En apenas seis horas, el cielo descargó más de 300 milímetros de agua, una cifra que triplicó los promedios históricos para esa época del año. La ciudad, acostumbrada al viento pero no a tal volumen hídrico, colapsó ante la mirada incrédula de sus habitantes.

La ubicación geográfica de la ciudad, asentada sobre la cuenca inferior del arroyo Napostá, jugó un papel determinante en el desastre. El desborde combinado de este cauce y del canal Maldonado transformó las calles en ríos correntosos que arrastraron todo a su paso.
Las imágenes de vehículos apilados y viviendas anegadas en cuestión de minutos todavía recorren la memoria colectiva de los bahienses. Miles de vecinos perdieron el esfuerzo de toda una vida en una tarde donde la infraestructura urbana simplemente se vio superada.

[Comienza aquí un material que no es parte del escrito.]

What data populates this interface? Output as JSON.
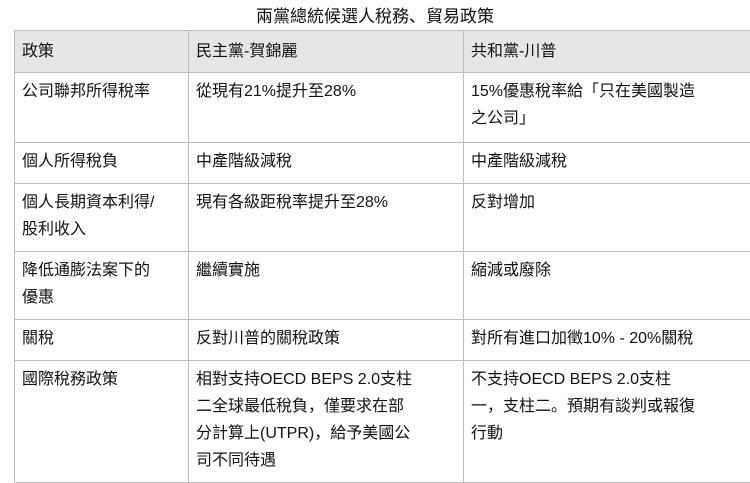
{
  "title": "兩黨總統候選人稅務、貿易政策",
  "headers": [
    "政策",
    "民主黨-賀錦麗",
    "共和黨-川普"
  ],
  "rows": [
    [
      "公司聯邦所得稅率",
      "從現有21%提升至28%",
      "15%優惠稅率給「只在美國製造\n之公司」"
    ],
    [
      "個人所得稅負",
      "中產階級減稅",
      "中產階級減稅"
    ],
    [
      "個人長期資本利得/\n股利收入",
      "現有各級距稅率提升至28%",
      "反對增加"
    ],
    [
      "降低通膨法案下的\n優惠",
      "繼續實施",
      "縮減或廢除"
    ],
    [
      "關稅",
      "反對川普的關稅政策",
      "對所有進口加徵10% - 20%關稅"
    ],
    [
      "國際稅務政策",
      "相對支持OECD BEPS 2.0支柱\n二全球最低稅負，僅要求在部\n分計算上(UTPR)，給予美國公\n司不同待遇",
      "不支持OECD BEPS 2.0支柱\n一，支柱二。預期有談判或報復\n行動"
    ]
  ]
}
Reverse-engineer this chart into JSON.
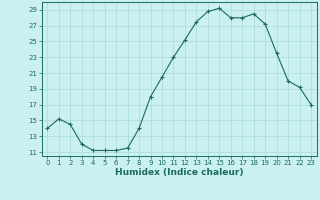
{
  "x": [
    0,
    1,
    2,
    3,
    4,
    5,
    6,
    7,
    8,
    9,
    10,
    11,
    12,
    13,
    14,
    15,
    16,
    17,
    18,
    19,
    20,
    21,
    22,
    23
  ],
  "y": [
    14,
    15.2,
    14.5,
    12,
    11.2,
    11.2,
    11.2,
    11.5,
    14,
    18,
    20.5,
    23,
    25.2,
    27.5,
    28.8,
    29.2,
    28,
    28,
    28.5,
    27.2,
    23.5,
    20,
    19.2,
    17
  ],
  "line_color": "#1a6b5e",
  "marker": "+",
  "markersize": 3,
  "linewidth": 0.8,
  "bg_color": "#caf0f0",
  "grid_color": "#aadada",
  "xlabel": "Humidex (Indice chaleur)",
  "xlim": [
    -0.5,
    23.5
  ],
  "ylim": [
    10.5,
    30
  ],
  "yticks": [
    11,
    13,
    15,
    17,
    19,
    21,
    23,
    25,
    27,
    29
  ],
  "xticks": [
    0,
    1,
    2,
    3,
    4,
    5,
    6,
    7,
    8,
    9,
    10,
    11,
    12,
    13,
    14,
    15,
    16,
    17,
    18,
    19,
    20,
    21,
    22,
    23
  ],
  "tick_color": "#1a6b5e",
  "label_color": "#1a6b5e",
  "spine_color": "#1a6b5e",
  "xlabel_fontsize": 6.5,
  "tick_fontsize": 5
}
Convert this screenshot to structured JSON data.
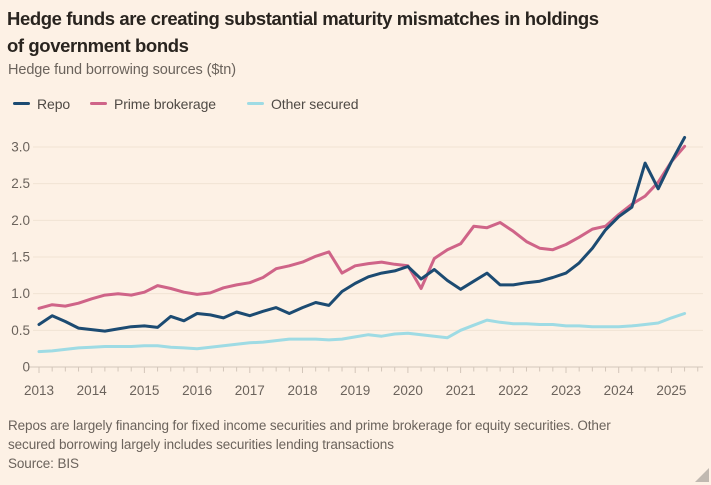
{
  "header": {
    "title_lines": [
      "Hedge funds are creating substantial maturity mismatches in holdings",
      "of government bonds"
    ],
    "subtitle": "Hedge fund borrowing sources ($tn)"
  },
  "legend": [
    {
      "label": "Repo",
      "color": "#1c4b72"
    },
    {
      "label": "Prime brokerage",
      "color": "#cf6488"
    },
    {
      "label": "Other secured",
      "color": "#9edbe4"
    }
  ],
  "colors": {
    "background": "#fdf1e5",
    "title_text": "#29241f",
    "muted_text": "#6b635c",
    "gridline": "#f1e3d4",
    "axis_line": "#d3c6ba"
  },
  "chart_data": {
    "type": "line",
    "title": "Hedge fund borrowing sources ($tn)",
    "x_start": 2013,
    "x_step": 0.25,
    "x_end": 2025.25,
    "x_tick_labels": [
      "2013",
      "2014",
      "2015",
      "2016",
      "2017",
      "2018",
      "2019",
      "2020",
      "2021",
      "2022",
      "2023",
      "2024",
      "2025"
    ],
    "y_ticks": [
      0,
      0.5,
      1.0,
      1.5,
      2.0,
      2.5,
      3.0
    ],
    "y_tick_labels": [
      "0",
      "0.5",
      "1.0",
      "1.5",
      "2.0",
      "2.5",
      "3.0"
    ],
    "ylim": [
      0,
      3.3
    ],
    "grid": "horizontal",
    "legend_position": "top-left",
    "series": [
      {
        "name": "Repo",
        "color": "#1c4b72",
        "values": [
          0.58,
          0.7,
          0.62,
          0.53,
          0.51,
          0.49,
          0.52,
          0.55,
          0.56,
          0.54,
          0.69,
          0.63,
          0.73,
          0.71,
          0.67,
          0.75,
          0.7,
          0.76,
          0.81,
          0.73,
          0.81,
          0.88,
          0.84,
          1.03,
          1.14,
          1.23,
          1.28,
          1.31,
          1.37,
          1.2,
          1.33,
          1.18,
          1.06,
          1.17,
          1.28,
          1.12,
          1.12,
          1.15,
          1.17,
          1.22,
          1.28,
          1.42,
          1.62,
          1.87,
          2.05,
          2.18,
          2.78,
          2.43,
          2.8,
          3.13
        ]
      },
      {
        "name": "Prime brokerage",
        "color": "#cf6488",
        "values": [
          0.8,
          0.85,
          0.83,
          0.87,
          0.93,
          0.98,
          1.0,
          0.98,
          1.02,
          1.11,
          1.07,
          1.02,
          0.99,
          1.01,
          1.08,
          1.12,
          1.15,
          1.22,
          1.34,
          1.38,
          1.43,
          1.51,
          1.57,
          1.28,
          1.38,
          1.41,
          1.43,
          1.4,
          1.38,
          1.07,
          1.48,
          1.6,
          1.68,
          1.92,
          1.9,
          1.97,
          1.85,
          1.71,
          1.62,
          1.6,
          1.67,
          1.77,
          1.88,
          1.92,
          2.08,
          2.22,
          2.33,
          2.52,
          2.8,
          3.01
        ]
      },
      {
        "name": "Other secured",
        "color": "#9edbe4",
        "values": [
          0.21,
          0.22,
          0.24,
          0.26,
          0.27,
          0.28,
          0.28,
          0.28,
          0.29,
          0.29,
          0.27,
          0.26,
          0.25,
          0.27,
          0.29,
          0.31,
          0.33,
          0.34,
          0.36,
          0.38,
          0.38,
          0.38,
          0.37,
          0.38,
          0.41,
          0.44,
          0.42,
          0.45,
          0.46,
          0.44,
          0.42,
          0.4,
          0.5,
          0.57,
          0.64,
          0.61,
          0.59,
          0.59,
          0.58,
          0.58,
          0.56,
          0.56,
          0.55,
          0.55,
          0.55,
          0.56,
          0.58,
          0.6,
          0.67,
          0.73
        ]
      }
    ]
  },
  "footer": {
    "note_lines": [
      "Repos are largely financing for fixed income securities and prime brokerage for equity securities. Other",
      "secured borrowing largely includes securities lending transactions"
    ],
    "source": "Source: BIS"
  }
}
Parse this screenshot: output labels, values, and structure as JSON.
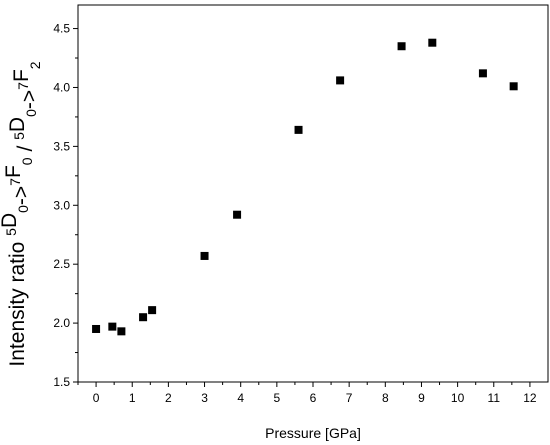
{
  "chart_data": {
    "type": "scatter",
    "title": "",
    "xlabel": "Pressure [GPa]",
    "ylabel_parts": [
      {
        "t": "Intensity ratio ",
        "s": "n"
      },
      {
        "t": "5",
        "s": "sup"
      },
      {
        "t": "D",
        "s": "n"
      },
      {
        "t": "0",
        "s": "sub"
      },
      {
        "t": "->",
        "s": "n"
      },
      {
        "t": "7",
        "s": "sup"
      },
      {
        "t": "F",
        "s": "n"
      },
      {
        "t": "0",
        "s": "sub"
      },
      {
        "t": " / ",
        "s": "n"
      },
      {
        "t": "5",
        "s": "sup"
      },
      {
        "t": "D",
        "s": "n"
      },
      {
        "t": "0",
        "s": "sub"
      },
      {
        "t": "->",
        "s": "n"
      },
      {
        "t": "7",
        "s": "sup"
      },
      {
        "t": "F",
        "s": "n"
      },
      {
        "t": "2",
        "s": "sub"
      }
    ],
    "xlim": [
      -0.5,
      12.5
    ],
    "ylim": [
      1.5,
      4.7
    ],
    "xticks": [
      "0",
      "1",
      "2",
      "3",
      "4",
      "5",
      "6",
      "7",
      "8",
      "9",
      "10",
      "11",
      "12"
    ],
    "yticks": [
      "1.5",
      "2.0",
      "2.5",
      "3.0",
      "3.5",
      "4.0",
      "4.5"
    ],
    "grid": false,
    "marker": "square",
    "marker_color": "#000000",
    "points": [
      {
        "x": 0.0,
        "y": 1.95
      },
      {
        "x": 0.45,
        "y": 1.97
      },
      {
        "x": 0.7,
        "y": 1.93
      },
      {
        "x": 1.3,
        "y": 2.05
      },
      {
        "x": 1.55,
        "y": 2.11
      },
      {
        "x": 3.0,
        "y": 2.57
      },
      {
        "x": 3.9,
        "y": 2.92
      },
      {
        "x": 5.6,
        "y": 3.64
      },
      {
        "x": 6.75,
        "y": 4.06
      },
      {
        "x": 8.45,
        "y": 4.35
      },
      {
        "x": 9.3,
        "y": 4.38
      },
      {
        "x": 10.7,
        "y": 4.12
      },
      {
        "x": 11.55,
        "y": 4.01
      }
    ]
  }
}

Entre los homenajes oficiales, destaca la figura de Rubén Salazar, el camionero rionegrino que entregó su vida intentando salvar a las hermanas Pilar y Delfina Hecker. Su nombre es hoy sinónimo de una valentía que conmovió a todo el país tras la tragedia.
Una gigantografía en el ingreso a Daniel Cerri recuerda el momento en que Salazar no dudó en arrojarse al agua para rescatar a la familia atrapada en la ruta 3. Aunque el desenlace fue fatal para los tres, su gesto permanece como el máximo símbolo de solidaridad humana.

Científicos y especialistas coinciden en que ninguna planificación urbana tradicional habría soportado tal descarga de agua en tan poco tiempo. Sin embargo, el aniversario abre el debate sobre la necesidad de adaptar las ciudades a la crisis climática actual. Las deficiencias en el drenaje y la ocupación de zonas inundables son puntos críticos que las autoridades locales intentan revertir.
La tragedia de 2025 dejó una lección costosa: la urgencia de protocolos de emergencia que contemplen fenómenos cada vez más extremos.
A un año del duelo nacional decretado por el Gobierno, Bahía Blanca trabaja en sanar las secuelas físicas y emocionales de aquel viernes negro. La ciudad busca levantarse, pero lo hace con la mirada puesta en el arroyo y el respeto por quienes ya no están.
El homenaje a las víctimas no solo busca preservar la memoria, sino también exigir obras que garanticen que la historia no se repita. Hoy, Bahía recuerda a sus muertos con el compromiso de construir una comunidad más fuerte frente a la furia de la naturaleza.